Q: How does Ridge regression help in reducing overfitting?

Ridge regression adds a penalty term to the least squares method, which shrinks the parameters of the model. This reduces the variance of the model and makes predictions less sensitive to the training data, reducing overfitting.

Q: What is the role of lambda in Ridge regression?

Lambda controls the severity of the penalty term in Ridge regression. A higher lambda value results in a stronger penalty, leading to greater shrinking of the parameters. It helps to determine the trade-off between bias and variance in the model.

Q: Can Ridge regression be applied to logistic regression?

Yes, Ridge regression can be applied to logistic regression models. In this case, instead of minimizing the sum of squared residuals, Ridge regression optimizes the sum of likelihoods. The penalty term helps reduce overfitting and makes the predictions less sensitive to the input variables.

Q: How does Ridge regression handle models with a large number of parameters and limited data?

When there is limited data to estimate a large number of parameters, Ridge regression can still find a solution by using cross-validation and the penalty term.

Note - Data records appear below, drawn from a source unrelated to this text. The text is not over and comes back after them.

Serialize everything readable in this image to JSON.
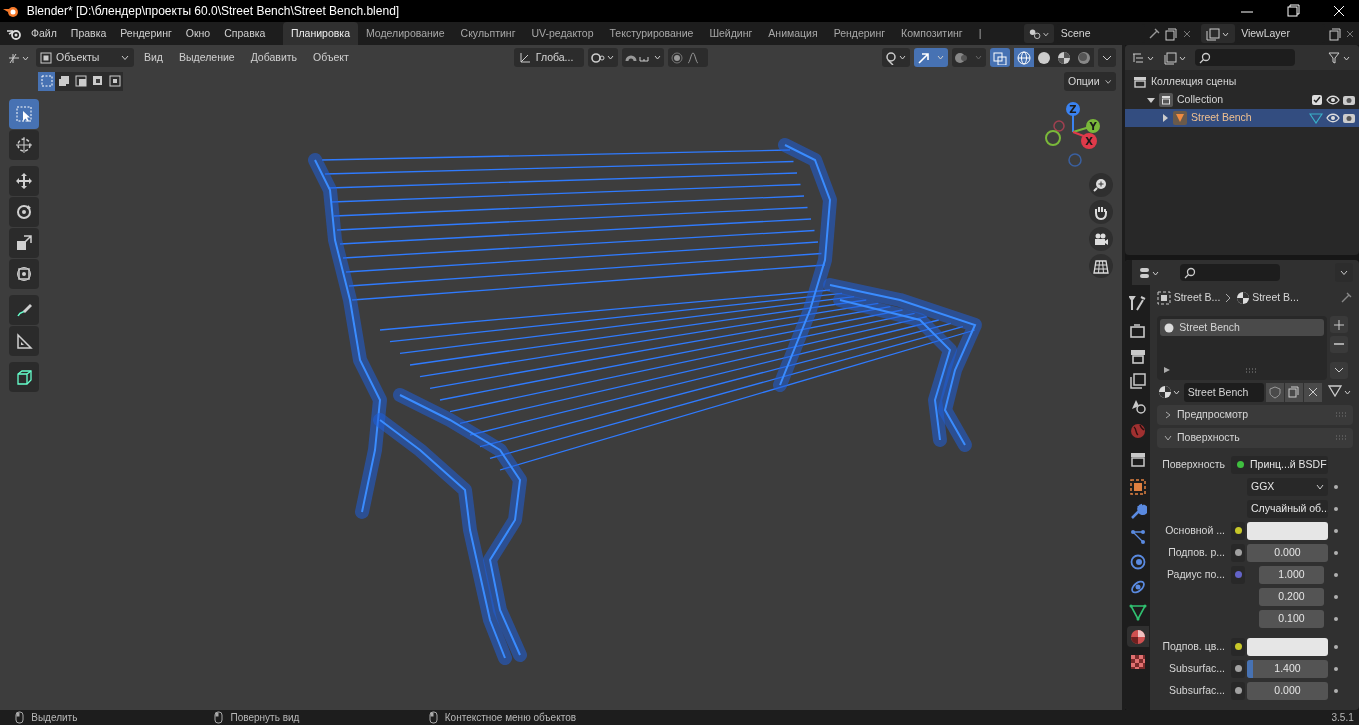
{
  "window": {
    "title": "Blender* [D:\\блендер\\проекты 60.0\\Street Bench\\Street Bench.blend]"
  },
  "menu": [
    "Файл",
    "Правка",
    "Рендеринг",
    "Окно",
    "Справка"
  ],
  "workspaces": [
    {
      "label": "Планировка",
      "selected": true
    },
    {
      "label": "Моделирование",
      "selected": false
    },
    {
      "label": "Скульптинг",
      "selected": false
    },
    {
      "label": "UV-редактор",
      "selected": false
    },
    {
      "label": "Текстурирование",
      "selected": false
    },
    {
      "label": "Шейдинг",
      "selected": false
    },
    {
      "label": "Анимация",
      "selected": false
    },
    {
      "label": "Рендеринг",
      "selected": false
    },
    {
      "label": "Композитинг",
      "selected": false
    },
    {
      "label": "|",
      "selected": false
    }
  ],
  "scene": "Scene",
  "view_layer": "ViewLayer",
  "viewport": {
    "mode": "Объекты",
    "menus": [
      "Вид",
      "Выделение",
      "Добавить",
      "Объект"
    ],
    "orientation": "Глоба...",
    "options": "Опции",
    "gizmos_on": true,
    "xray_on": true,
    "shading": [
      {
        "kind": "wireframe",
        "selected": true
      },
      {
        "kind": "solid",
        "selected": false
      },
      {
        "kind": "material",
        "selected": false
      },
      {
        "kind": "rendered",
        "selected": false
      }
    ],
    "select_modes": [
      {
        "selected": true
      },
      {
        "selected": false
      },
      {
        "selected": false
      },
      {
        "selected": false
      },
      {
        "selected": false
      }
    ],
    "tools": [
      {
        "kind": "select",
        "selected": true
      },
      {
        "kind": "cursor",
        "selected": false
      },
      {
        "kind": "move",
        "selected": false
      },
      {
        "kind": "rotate",
        "selected": false
      },
      {
        "kind": "scale",
        "selected": false
      },
      {
        "kind": "transform",
        "selected": false
      },
      {
        "kind": "annotate",
        "selected": false
      },
      {
        "kind": "measure",
        "selected": false
      },
      {
        "kind": "add-cube",
        "selected": false
      }
    ],
    "axes": [
      "Z",
      "Y",
      "X"
    ]
  },
  "outliner": {
    "items": [
      {
        "label": "Коллекция сцены",
        "kind": "scene-collection",
        "selected": false,
        "children": [
          {
            "label": "Collection",
            "kind": "collection",
            "expanded": true,
            "selected": false,
            "children": [
              {
                "label": "Street Bench",
                "kind": "object",
                "expanded": false,
                "selected": true
              }
            ]
          }
        ]
      }
    ]
  },
  "properties": {
    "tabs": [
      {
        "kind": "tool",
        "selected": false
      },
      {
        "kind": "render",
        "selected": false
      },
      {
        "kind": "output",
        "selected": false
      },
      {
        "kind": "view-layer",
        "selected": false
      },
      {
        "kind": "scene",
        "selected": false
      },
      {
        "kind": "world",
        "selected": false
      },
      {
        "kind": "collection",
        "selected": false
      },
      {
        "kind": "object",
        "selected": false
      },
      {
        "kind": "modifier",
        "selected": false
      },
      {
        "kind": "particles",
        "selected": false
      },
      {
        "kind": "physics",
        "selected": false
      },
      {
        "kind": "constraints",
        "selected": false
      },
      {
        "kind": "data",
        "selected": false
      },
      {
        "kind": "material",
        "selected": true
      },
      {
        "kind": "texture",
        "selected": false
      }
    ],
    "breadcrumb": [
      "Street B...",
      "Street B..."
    ],
    "slots": [
      {
        "label": "Street Bench",
        "selected": true
      }
    ],
    "material": "Street Bench",
    "panels": [
      {
        "label": "Предпросмотр",
        "expanded": false
      },
      {
        "label": "Поверхность",
        "expanded": true
      }
    ],
    "fields": [
      {
        "kind": "link",
        "label": "Поверхность",
        "value": "Принц...й BSDF",
        "color": "#3fbf3f"
      },
      {
        "kind": "dropdown",
        "value": "GGX"
      },
      {
        "kind": "dropdown",
        "value": "Случайный об..."
      },
      {
        "kind": "color",
        "label": "Основной ...",
        "color": "#c7c729"
      },
      {
        "kind": "number",
        "label": "Подпов. р...",
        "value": "0.000",
        "color": "#a1a1a1"
      },
      {
        "kind": "vector",
        "label": "Радиус по...",
        "values": [
          "1.000",
          "0.200",
          "0.100"
        ],
        "color": "#6363c7"
      },
      {
        "kind": "color",
        "label": "Подпов. цв...",
        "color": "#c7c729"
      },
      {
        "kind": "slider",
        "label": "Subsurfac...",
        "value": "1.400",
        "level": 0.07,
        "color": "#a1a1a1"
      },
      {
        "kind": "number",
        "label": "Subsurfac...",
        "value": "0.000",
        "color": "#a1a1a1"
      }
    ]
  },
  "status_bar": {
    "hints": [
      "Выделить",
      "Повернуть вид",
      "Контекстное меню объектов"
    ],
    "version": "3.5.1"
  }
}
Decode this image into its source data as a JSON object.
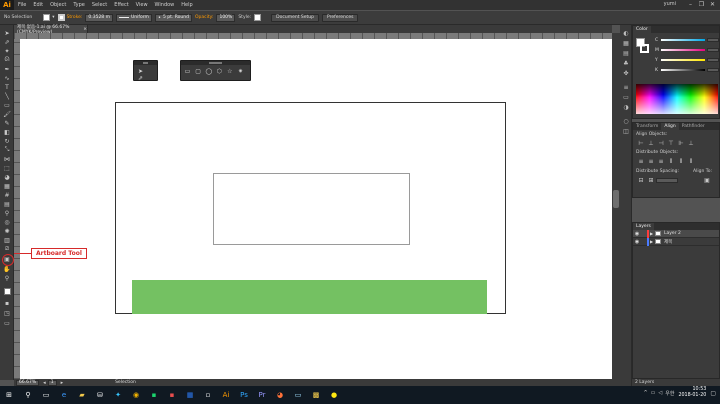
{
  "app": {
    "logo": "Ai"
  },
  "menu": [
    "File",
    "Edit",
    "Object",
    "Type",
    "Select",
    "Effect",
    "View",
    "Window",
    "Help"
  ],
  "workspace": "yumi",
  "window_controls": [
    "–",
    "❐",
    "✕"
  ],
  "control_bar": {
    "selection": "No Selection",
    "stroke_label": "Stroke:",
    "stroke_value": "0.3528 m",
    "uniform": "Uniform",
    "brush": "5 pt. Round",
    "opacity_label": "Opacity:",
    "opacity_value": "100%",
    "style_label": "Style:",
    "doc_setup": "Document Setup",
    "preferences": "Preferences"
  },
  "document_tab": "제목 없음-1.ai @ 66.67% (CMYK/Preview)",
  "callout": "Artboard Tool",
  "status": {
    "zoom": "66.67%",
    "page": "1",
    "mode": "Selection"
  },
  "panels": {
    "color_tab": "Color",
    "color_letters": [
      "C",
      "M",
      "Y",
      "K"
    ],
    "transform_tab": "Transform",
    "align_tab": "Align",
    "pathfinder_tab": "Pathfinder",
    "align_objects": "Align Objects:",
    "distribute_objects": "Distribute Objects:",
    "distribute_spacing": "Distribute Spacing:",
    "align_to": "Align To:",
    "layers_tab": "Layers",
    "layers": [
      {
        "name": "Layer 2",
        "color": "#ff3c3c"
      },
      {
        "name": "제목",
        "color": "#4a7bff"
      }
    ],
    "layers_count": "2 Layers"
  },
  "taskbar": {
    "ime": "우한",
    "time": "10:53",
    "date": "2018-01-20"
  },
  "colors": {
    "accent": "#ff9a00",
    "green_shape": "#74c162",
    "callout": "#d62a2a"
  }
}
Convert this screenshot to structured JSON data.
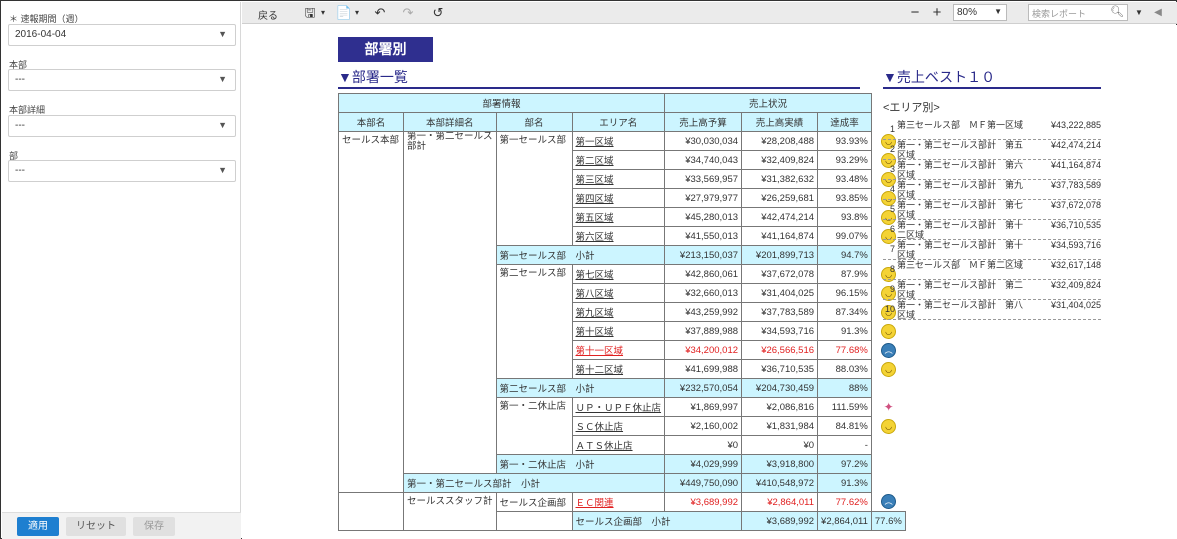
{
  "filters": {
    "period_label": "＊ 速報期間（週）",
    "period_value": "2016-04-04",
    "honbu_label": "本部",
    "honbu_value": "---",
    "honbu_detail_label": "本部詳細",
    "honbu_detail_value": "---",
    "bu_label": "部",
    "bu_value": "---"
  },
  "buttons": {
    "apply": "適用",
    "reset": "リセット",
    "save": "保存"
  },
  "toolbar": {
    "back": "戻る",
    "zoom": "80%",
    "search_placeholder": "検索レポート"
  },
  "page": {
    "title": "部署別",
    "dept_list_heading": "▼部署一覧",
    "best10_heading": "▼売上ベスト１０",
    "area_heading": "<エリア別>"
  },
  "table": {
    "group_headers": [
      "部署情報",
      "売上状況"
    ],
    "columns": [
      "本部名",
      "本部詳細名",
      "部名",
      "エリア名",
      "売上高予算",
      "売上高実績",
      "達成率"
    ],
    "honbu1": "セールス本部",
    "detail1": "第一・第二セールス部計",
    "bu1": "第一セールス部",
    "bu2": "第二セールス部",
    "bu3": "第一・二休止店",
    "honbu2": "セールススタッフ計",
    "bu4": "セールス企画部",
    "rows1": [
      {
        "area": "第一区域",
        "budget": "¥30,030,034",
        "actual": "¥28,208,488",
        "rate": "93.93%",
        "icon": "smile"
      },
      {
        "area": "第二区域",
        "budget": "¥34,740,043",
        "actual": "¥32,409,824",
        "rate": "93.29%",
        "icon": "smile"
      },
      {
        "area": "第三区域",
        "budget": "¥33,569,957",
        "actual": "¥31,382,632",
        "rate": "93.48%",
        "icon": "smile"
      },
      {
        "area": "第四区域",
        "budget": "¥27,979,977",
        "actual": "¥26,259,681",
        "rate": "93.85%",
        "icon": "smile"
      },
      {
        "area": "第五区域",
        "budget": "¥45,280,013",
        "actual": "¥42,474,214",
        "rate": "93.8%",
        "icon": "smile"
      },
      {
        "area": "第六区域",
        "budget": "¥41,550,013",
        "actual": "¥41,164,874",
        "rate": "99.07%",
        "icon": "smile"
      }
    ],
    "sub1": {
      "label": "第一セールス部　小計",
      "budget": "¥213,150,037",
      "actual": "¥201,899,713",
      "rate": "94.7%"
    },
    "rows2": [
      {
        "area": "第七区域",
        "budget": "¥42,860,061",
        "actual": "¥37,672,078",
        "rate": "87.9%",
        "icon": "smile"
      },
      {
        "area": "第八区域",
        "budget": "¥32,660,013",
        "actual": "¥31,404,025",
        "rate": "96.15%",
        "icon": "smile"
      },
      {
        "area": "第九区域",
        "budget": "¥43,259,992",
        "actual": "¥37,783,589",
        "rate": "87.34%",
        "icon": "smile"
      },
      {
        "area": "第十区域",
        "budget": "¥37,889,988",
        "actual": "¥34,593,716",
        "rate": "91.3%",
        "icon": "smile"
      },
      {
        "area": "第十一区域",
        "budget": "¥34,200,012",
        "actual": "¥26,566,516",
        "rate": "77.68%",
        "icon": "sad",
        "red": true
      },
      {
        "area": "第十二区域",
        "budget": "¥41,699,988",
        "actual": "¥36,710,535",
        "rate": "88.03%",
        "icon": "smile"
      }
    ],
    "sub2": {
      "label": "第二セールス部　小計",
      "budget": "¥232,570,054",
      "actual": "¥204,730,459",
      "rate": "88%"
    },
    "rows3": [
      {
        "area": "ＵＰ・ＵＰＦ休止店",
        "budget": "¥1,869,997",
        "actual": "¥2,086,816",
        "rate": "111.59%",
        "icon": "party"
      },
      {
        "area": "ＳＣ休止店",
        "budget": "¥2,160,002",
        "actual": "¥1,831,984",
        "rate": "84.81%",
        "icon": "smile"
      },
      {
        "area": "ＡＴＳ休止店",
        "budget": "¥0",
        "actual": "¥0",
        "rate": "-",
        "icon": ""
      }
    ],
    "sub3": {
      "label": "第一・二休止店　小計",
      "budget": "¥4,029,999",
      "actual": "¥3,918,800",
      "rate": "97.2%"
    },
    "sub4": {
      "label": "第一・第二セールス部計　小計",
      "budget": "¥449,750,090",
      "actual": "¥410,548,972",
      "rate": "91.3%"
    },
    "row4": {
      "area": "ＥＣ関連",
      "budget": "¥3,689,992",
      "actual": "¥2,864,011",
      "rate": "77.62%",
      "icon": "sad",
      "red": true
    },
    "sub5": {
      "label": "セールス企画部　小計",
      "budget": "¥3,689,992",
      "actual": "¥2,864,011",
      "rate": "77.6%"
    }
  },
  "ranking": [
    {
      "rank": "1",
      "name": "第三セールス部　ＭＦ第一区域",
      "value": "¥43,222,885"
    },
    {
      "rank": "2",
      "name": "第一・第二セールス部計　第五区域",
      "value": "¥42,474,214"
    },
    {
      "rank": "3",
      "name": "第一・第二セールス部計　第六区域",
      "value": "¥41,164,874"
    },
    {
      "rank": "4",
      "name": "第一・第二セールス部計　第九区域",
      "value": "¥37,783,589"
    },
    {
      "rank": "5",
      "name": "第一・第二セールス部計　第七区域",
      "value": "¥37,672,078"
    },
    {
      "rank": "6",
      "name": "第一・第二セールス部計　第十二区域",
      "value": "¥36,710,535"
    },
    {
      "rank": "7",
      "name": "第一・第二セールス部計　第十区域",
      "value": "¥34,593,716"
    },
    {
      "rank": "8",
      "name": "第三セールス部　ＭＦ第二区域",
      "value": "¥32,617,148"
    },
    {
      "rank": "9",
      "name": "第一・第二セールス部計　第二区域",
      "value": "¥32,409,824"
    },
    {
      "rank": "10",
      "name": "第一・第二セールス部計　第八区域",
      "value": "¥31,404,025"
    }
  ],
  "colors": {
    "accent": "#2f2f8f",
    "header_bg": "#ccf5ff",
    "apply_btn": "#1e7fd0",
    "alert": "#e02020"
  }
}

By introducing the penalty, Ridge regression is able to find a solution even when there isn't enough data for traditional least squares estimation.

Key Insights:

  • Ridge regression reduces overfitting by introducing bias in the model's parameters.
  • The penalty term in Ridge regression helps strike a balance between bias and variance in the model.
  • Lambda controls the severity of the penalty, determining the trade-off between bias and variance.
  • Ridge regression can be applied to linear regression, logistic regression, and complex models with a large number of parameters.
  • Limited data can still lead to accurate parameter estimates in Ridge regression through the use of cross-validation.

Summary & Key Takeaways

  • Ridge regression is a regularization technique that reduces overfitting in machine learning models by adding a penalty term to the least squares method.

  • The penalty term, controlled by the parameter lambda, shrinks the parameters of the model, making predictions less sensitive to the training data.

  • Ridge regression can be applied to linear regression, logistic regression, and complex models with a large number of parameters.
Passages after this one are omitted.